Treponema pallidum, formerly known as Spirochaeta pallida, is a microaerophilic spirochete bacterium with subspecies that cause the diseases syphilis, bejel (also known as endemic syphilis), and yaws. It is known to be transmitted only among humans and baboons. The bacterium is helically coiled, typically measuring 6–15 μm in length and 0.1–0.2 μm in width.
T. pallidum exhibits minimal metabolic activity due to its lack of both a tricarboxylic acid cycle and processes for oxidative phosphorylation. The bacterium has cytoplasmic and outer membranes. When viewed under light microscopy, treponemes are visible only under dark-field illumination.
There are three subspecies of T. pallidum: T. p. pallidum, T. p. endemicum, and T. p. pertenue, each associated with distinct diseases.
Subspecies
Three subspecies of T. pallidum are known:
- Treponema pallidum pallidum, which causes syphilis
- T. p. endemicum, which causes bejel or endemic syphilis
- T. p. pertenue, which causes yaws
The three subspecies causing yaws, bejel, and syphilis are morphologically and serologically indistinguishable. Originally classified as separate species, DNA hybridization analysis indicates they belong to the same species. Treponema carateum, the cause of pinta, remains a separate species due to the unavailability of isolates for DNA analysis. Transmission of T. p. endemicum and T. p. pertenue is considered non-venereal. T. p. pallidum is the most invasive pathogenic subspecies, while T. carateum is the least invasive. T. p. endemicum and T. p. pertenue are intermediate in invasiveness.
Physiology
Treponema pallidum is a helically shaped bacterium with high motility, composed of an outer membrane, peptidoglycan layer, inner membrane, protoplasmic cylinder, and periplasmic space. It is often described as Gram-negative, but its outer membrane lacks lipopolysaccharide found in other Gram-negative bacteria. It possesses an endoflagellum (periplasmic flagellum) consisting of four main polypeptides, forming a core structure and sheath. The flagellum is located within the periplasmic space and wraps around the protoplasmic cylinder. The outer membrane of T. pallidum has minimal protein content, limiting antigenicity and immune recognition. Its cytoplasmic membrane is covered in lipoproteins. Treponema species have cytoplasmic filaments composed of the intermediate filament-like protein cytoplasmic filament protein A (CfpA), although their precise function remains unknown.
Outer Membrane
The outer membrane of T. pallidum presents challenges for research due to its low protein content, fragility, and limited gene sequences compared to other Gram-negative outer membranes. Genomic sequencing and advanced computational models have improved understanding of its pathogenesis, persistence, and immune evasion strategies. Outer membrane proteins are crucial for interaction with the host and immune evasion. T. pallidum is known as a "stealth pathogen" due to its unique outer membrane structure.

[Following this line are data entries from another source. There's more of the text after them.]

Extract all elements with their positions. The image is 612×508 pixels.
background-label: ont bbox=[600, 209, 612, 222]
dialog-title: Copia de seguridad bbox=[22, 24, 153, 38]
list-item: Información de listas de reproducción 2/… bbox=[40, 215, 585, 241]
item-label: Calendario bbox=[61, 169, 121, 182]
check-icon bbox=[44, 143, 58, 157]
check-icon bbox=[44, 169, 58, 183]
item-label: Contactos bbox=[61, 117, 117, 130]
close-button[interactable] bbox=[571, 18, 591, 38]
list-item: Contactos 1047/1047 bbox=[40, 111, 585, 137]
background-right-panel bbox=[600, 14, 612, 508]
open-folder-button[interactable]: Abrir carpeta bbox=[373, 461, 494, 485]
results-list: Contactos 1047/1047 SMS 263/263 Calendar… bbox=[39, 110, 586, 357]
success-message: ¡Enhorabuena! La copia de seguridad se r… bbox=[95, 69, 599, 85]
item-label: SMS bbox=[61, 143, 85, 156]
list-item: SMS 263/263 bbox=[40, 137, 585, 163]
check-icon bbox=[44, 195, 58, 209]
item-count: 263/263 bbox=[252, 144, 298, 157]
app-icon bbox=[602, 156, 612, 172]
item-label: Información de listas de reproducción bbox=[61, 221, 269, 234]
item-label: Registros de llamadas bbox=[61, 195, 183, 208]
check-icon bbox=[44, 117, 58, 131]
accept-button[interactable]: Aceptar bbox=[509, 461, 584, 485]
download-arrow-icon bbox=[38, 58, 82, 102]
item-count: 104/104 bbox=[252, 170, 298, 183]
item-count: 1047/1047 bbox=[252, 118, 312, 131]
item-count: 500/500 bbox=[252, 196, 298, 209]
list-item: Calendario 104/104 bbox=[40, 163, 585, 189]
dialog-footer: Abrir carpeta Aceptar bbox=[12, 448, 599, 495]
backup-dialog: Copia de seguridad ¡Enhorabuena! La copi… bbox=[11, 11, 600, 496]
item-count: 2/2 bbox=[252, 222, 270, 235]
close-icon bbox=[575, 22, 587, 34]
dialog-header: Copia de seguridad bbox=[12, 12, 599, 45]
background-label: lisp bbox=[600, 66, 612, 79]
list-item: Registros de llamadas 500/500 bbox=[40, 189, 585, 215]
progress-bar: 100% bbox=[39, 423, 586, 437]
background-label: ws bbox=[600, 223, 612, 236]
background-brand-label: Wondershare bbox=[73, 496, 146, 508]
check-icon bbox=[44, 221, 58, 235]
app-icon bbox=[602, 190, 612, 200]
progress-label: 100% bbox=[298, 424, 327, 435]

TP0326, TP0965, TP0453, TP0624
TP0326 is an ortholog of the β-barrel assembly machine Bam A, involved in inserting outer membrane proteins into the membrane. TP0965 is critical for membrane fusion in T. pallidum and contributes to endothelial barrier dysfunction in late-stage syphilis. TP0453 is an inner membrane-associated protein involved in nutrient uptake. TP0624, an Outer Membrane Protein A (OmpA) domain-containing protein, facilitates structural integrity and interactions between outer membrane proteins and the peptidoglycan layer.
Treponema Repeat Family of Proteins (Tpr)
Tprs, expressed during infection, consist of conserved N-terminal and C-terminal domains with a central variable region. TprK, with variable regions (V1–V7), undergoes antigenic variation to evade host immunity, allowing reinfection. Phase variation in TprF, TprI, TprG, TprJ, and TprL involves reversible changes in polymeric repeats to adapt to the microenvironment and evade immune responses.
Culture and Genome
Culturing T. pallidum in vitro has historically been challenging, limiting studies on its metabolism and antimicrobial sensitivity. Successful long-term cultivation was achieved in 2017 using epithelial cells from rabbits and a specific tissue culture medium. The genome of T. pallidum, sequenced in 1998, revealed its reliance on host-derived molecules and reduced metabolic capabilities. Its small genome and adaptation to mammalian tissue contribute to its pathogenicity and evasion of host defenses.
Clinical Significance
Clinical features of syphilis, yaws, and bejel progress through multiple stages affecting the skin, with early lesions highly infectious. Latent stages may persist for life or progress to destructive tertiary lesions affecting skin, bone, and cartilage. Syphilis in its tertiary stage can also impact the heart, eyes, and nervous system.